By: Gabrielle McLaren, Editor-in-Chief
Doug Ford, Ontarian premier and gift-that-just-keeps-giving, announced at the start of June that he would not be attending Toronto’s Pride Parade. As one CBC article pointed out, Ford breaks the tradition set by his openly lesbian predecessor Kathleen Wynne, who has marched in Pride as premier since 2013. Spokespeople have clarified that Ford will attend other Pride events — just not the parade itself. His reasoning? The police won’t be allowed to march in uniform.
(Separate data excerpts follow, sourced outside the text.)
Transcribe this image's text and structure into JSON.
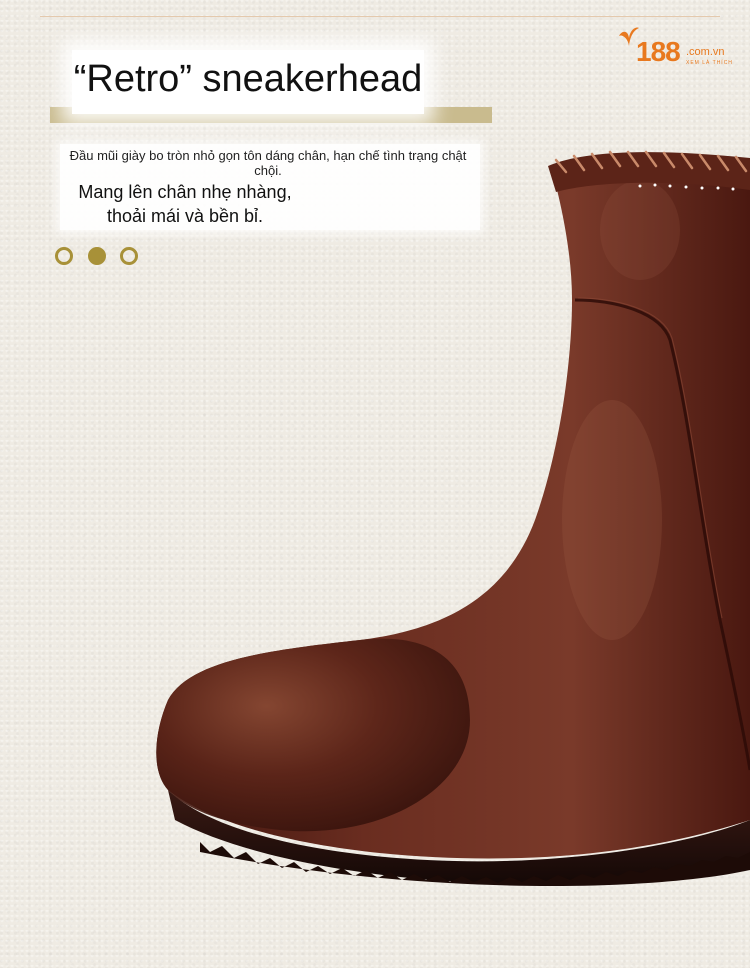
{
  "logo": {
    "number": "188",
    "domain": ".com.vn",
    "tagline": "XEM LÀ THÍCH"
  },
  "headline": "“Retro” sneakerhead",
  "description": {
    "line_small": "Đầu mũi giày bo tròn nhỏ gọn tôn dáng chân, hạn chế tình trạng chật chội.",
    "line_large": "Mang lên chân nhẹ nhàng, thoải mái và bền bỉ."
  },
  "carousel": {
    "slides": 3,
    "active_index": 1
  },
  "product": {
    "image_icon": "leather-ankle-boot-photo"
  },
  "colors": {
    "accent_gold": "#a89138",
    "band_tan": "#c9bb8e",
    "logo_orange": "#e8791f",
    "boot_brown": "#5a2418",
    "background": "#efebe3"
  }
}
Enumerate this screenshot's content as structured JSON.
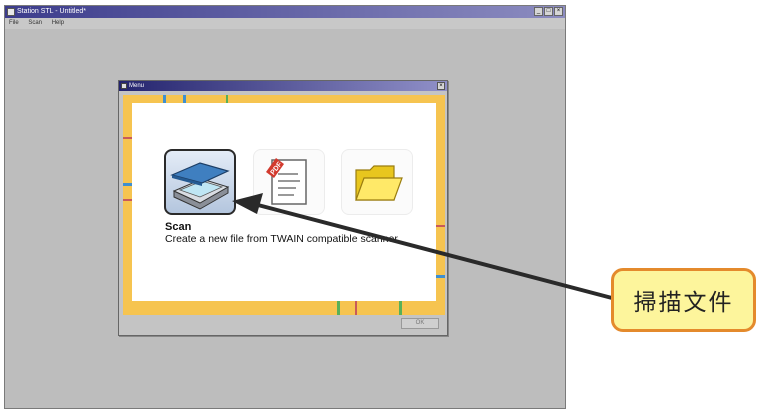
{
  "app": {
    "title": "Station STL - Untitled*",
    "menu": [
      "File",
      "Scan",
      "Help"
    ],
    "controls": [
      "_",
      "□",
      "×"
    ]
  },
  "dialog": {
    "title": "Menu",
    "close": "×",
    "options": [
      {
        "name": "Scan",
        "icon": "scanner-icon",
        "selected": true
      },
      {
        "name": "PDF",
        "icon": "pdf-document-icon",
        "selected": false
      },
      {
        "name": "Open",
        "icon": "folder-icon",
        "selected": false
      }
    ],
    "description": {
      "title": "Scan",
      "text": "Create a new file from TWAIN compatible scanner."
    },
    "pdf_badge": "PDF",
    "ok_label": "OK"
  },
  "callout": {
    "text": "掃描文件"
  },
  "colors": {
    "frame": "#f6c450",
    "callout_fill": "#fdf59c",
    "callout_border": "#e48a2c",
    "arrow": "#2a2a2a"
  }
}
Call me a sceptic, but I don’t buy the Conservative Party line that the premier is dedicated to “only attending events where everybody is included.” Especially since Ford’s track record with the police is rocky. Earlier this year, Ford was involved in a scandal surrounding his treatment of Ontario’s provincial police. In 2018, Ford axed a piece of legislature called Bill 175 which was set to meaningfully revamp and improve Ontario’s police watchdog system to make investigations more efficient and direct more resources towards crime prevention. In 2014, Ford was served a defamation notice by Toronto police chief Bill Blair while he was still serving as a city councillor.
With that in mind, I have trouble believing that this is about the police at all. Ford, despite his long-standing involvement in Torontonian municipal politics, has never marched in Pride. Not even prior to 2017, when Toronto Pride first barred uniformed officers from marching, a decision which was revisited and upheld earlier this year. Even if he disagreed with the ban, Ford could have voiced his disagreement without turning his back on queer Ontarians. He could have taken a cue from Green leader Mark Schreier, who called this “a decision for the Pride committee to make.”
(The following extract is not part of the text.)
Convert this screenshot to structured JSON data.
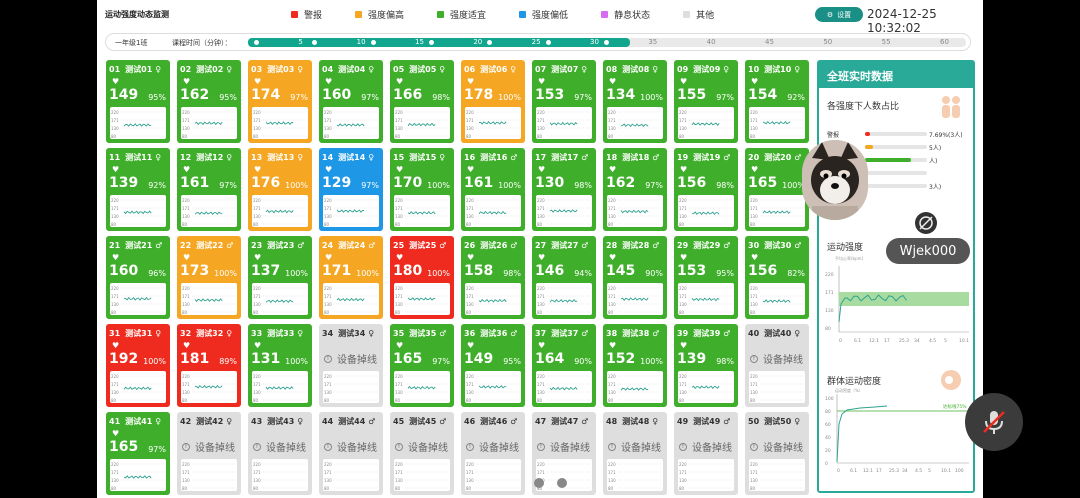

Besides, whether or not the police should march in Pride is a heavily contested issue, given their historical role in oppressing queer communities, and their ongoing issues surrounding racial profiling and police brutality. Toronto’s queer community in particular has a strenuous relationship with its police force given the recent conviction of Bruce McArthur, a man guilty of eight first-degree murders over the course of 10 years in Toronto’s Village. The queer community says he could and should have been caught sooner, had police actively responded to public concerns.
Politicians aiming to be allies need to acknowledge these realities. Boycotting Pride is not nearly as useful as facilitating and searching for concrete ways to help rebuild trust and relationships between police and oppressed groups.
Unless Ford has to choose between the police or Ontario’s LGBTQ+ community, it’s clear that he doesn’t care about law enforcement officials. With this flimsy excuse, Ford joins the ranks of leaders such as federal Conservative leader Andrew Scheer, who provide superficial reasons, if any, to not march in Pride parades to avoid admitting straight up that they’re afraid of the gay cooties. Veiled languages and convoluting issues do not excuse politicians from refusing to make their beliefs publicly transparent.